Yesterday, the Infocomm Development Authority (IDA) rolled out Singapore's first Smart Nation Fellowship Programme, which is targeted primarily at Singaporeans working overseas.
IDA managing director Jacqueline Poh said: "Building a smart nation requires all hands on deck."
Successful fellowship applicants will work on stints of three to six months alongside software engineers from a crack team at IDA, dubbed Government Digital Services (GDS).
This team is behind the myResponder app, which directs qualified volunteers to suspected heart attack cases, to attend to them until emergency services arrive.
Another GDS app, called Beeline, allows office workers to book rides from private bus operators.
It is hoped that an inaugural batch of four to eight fellows will be appointed by the year end. They will each receive a stipend.
Through this fellowship, IDA also hopes to establish a global resource network that the Singapore Government can continually tap.
The fellowship is also open to Singaporeans working in the private sector or academia in Singapore.
Its launch comes after Prime Minister Lee Hsien Loong's visit last month to San Francisco, where he encouraged Singaporeans working there to maintain their links and return one day.
While the crack team of more than 90 Singapore government data scientists and software engineers is already banging out codes and designing solutions to address the needs of a smart nation - such as in transport and healthcare - there is also a need for skills transfer from the best and the brightest.

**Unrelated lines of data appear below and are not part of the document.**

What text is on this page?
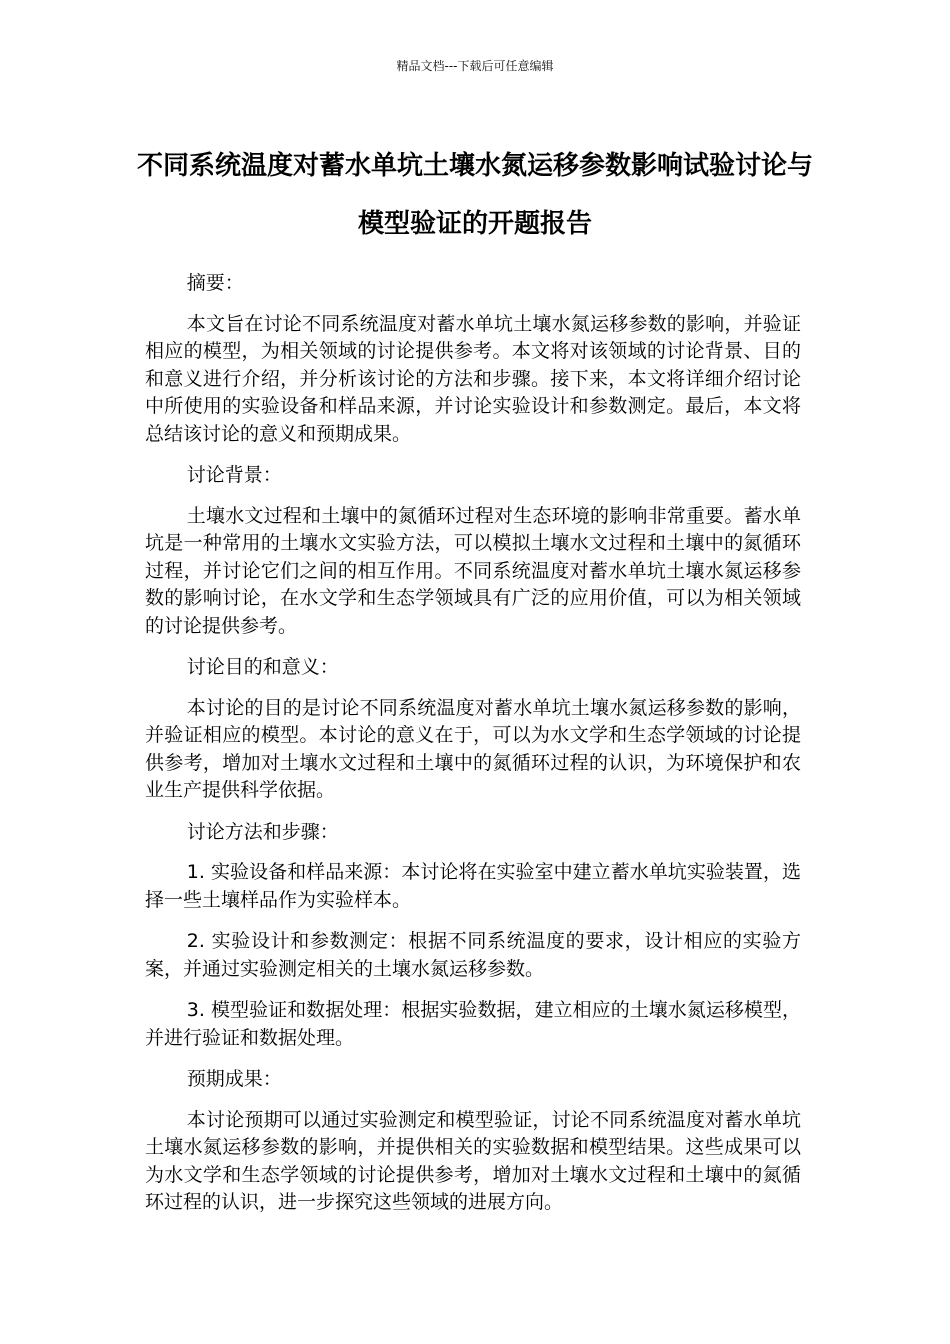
精品文档---下载后可任意编辑
不同系统温度对蓄水单坑土壤水氮运移参数影响试验讨论与模型验证的开题报告

摘要：

本文旨在讨论不同系统温度对蓄水单坑土壤水氮运移参数的影响，并验证相应的模型，为相关领域的讨论提供参考。本文将对该领域的讨论背景、目的和意义进行介绍，并分析该讨论的方法和步骤。接下来，本文将详细介绍讨论中所使用的实验设备和样品来源，并讨论实验设计和参数测定。最后，本文将总结该讨论的意义和预期成果。

讨论背景：

土壤水文过程和土壤中的氮循环过程对生态环境的影响非常重要。蓄水单坑是一种常用的土壤水文实验方法，可以模拟土壤水文过程和土壤中的氮循环过程，并讨论它们之间的相互作用。不同系统温度对蓄水单坑土壤水氮运移参数的影响讨论，在水文学和生态学领域具有广泛的应用价值，可以为相关领域的讨论提供参考。

讨论目的和意义：

本讨论的目的是讨论不同系统温度对蓄水单坑土壤水氮运移参数的影响，并验证相应的模型。本讨论的意义在于，可以为水文学和生态学领域的讨论提供参考，增加对土壤水文过程和土壤中的氮循环过程的认识，为环境保护和农业生产提供科学依据。

讨论方法和步骤：

1. 实验设备和样品来源：本讨论将在实验室中建立蓄水单坑实验装置，选择一些土壤样品作为实验样本。

2. 实验设计和参数测定：根据不同系统温度的要求，设计相应的实验方案，并通过实验测定相关的土壤水氮运移参数。

3. 模型验证和数据处理：根据实验数据，建立相应的土壤水氮运移模型，并进行验证和数据处理。

预期成果：

本讨论预期可以通过实验测定和模型验证，讨论不同系统温度对蓄水单坑土壤水氮运移参数的影响，并提供相关的实验数据和模型结果。这些成果可以为水文学和生态学领域的讨论提供参考，增加对土壤水文过程和土壤中的氮循环过程的认识，进一步探究这些领域的进展方向。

"The Government must continually engage with and learn from these technology experts globally to actively create technology applications that have the potential to change lives in Singapore," said Ms Poh. She urged Singaporean technologists abroad to contribute time here to make a difference to Singapore's smart nation vision and inspire the next generation of technologists.
Ms Shirley Wong, chairman of the Singapore infocomm Technology Federation, said the programme is a clever way to ensure that much-needed resources are within easy reach.
"A short stint is tenable for those who still prefer to work in their current jobs," she added.
Mr Aloysius Cheang, the Asia- Pacific managing director of global computing security association Cloud Security Alliance, said: "Before trying to tap (the skills of) fellow Singaporeans overseas, more efforts should be spent to connect to the experts located within Singapore."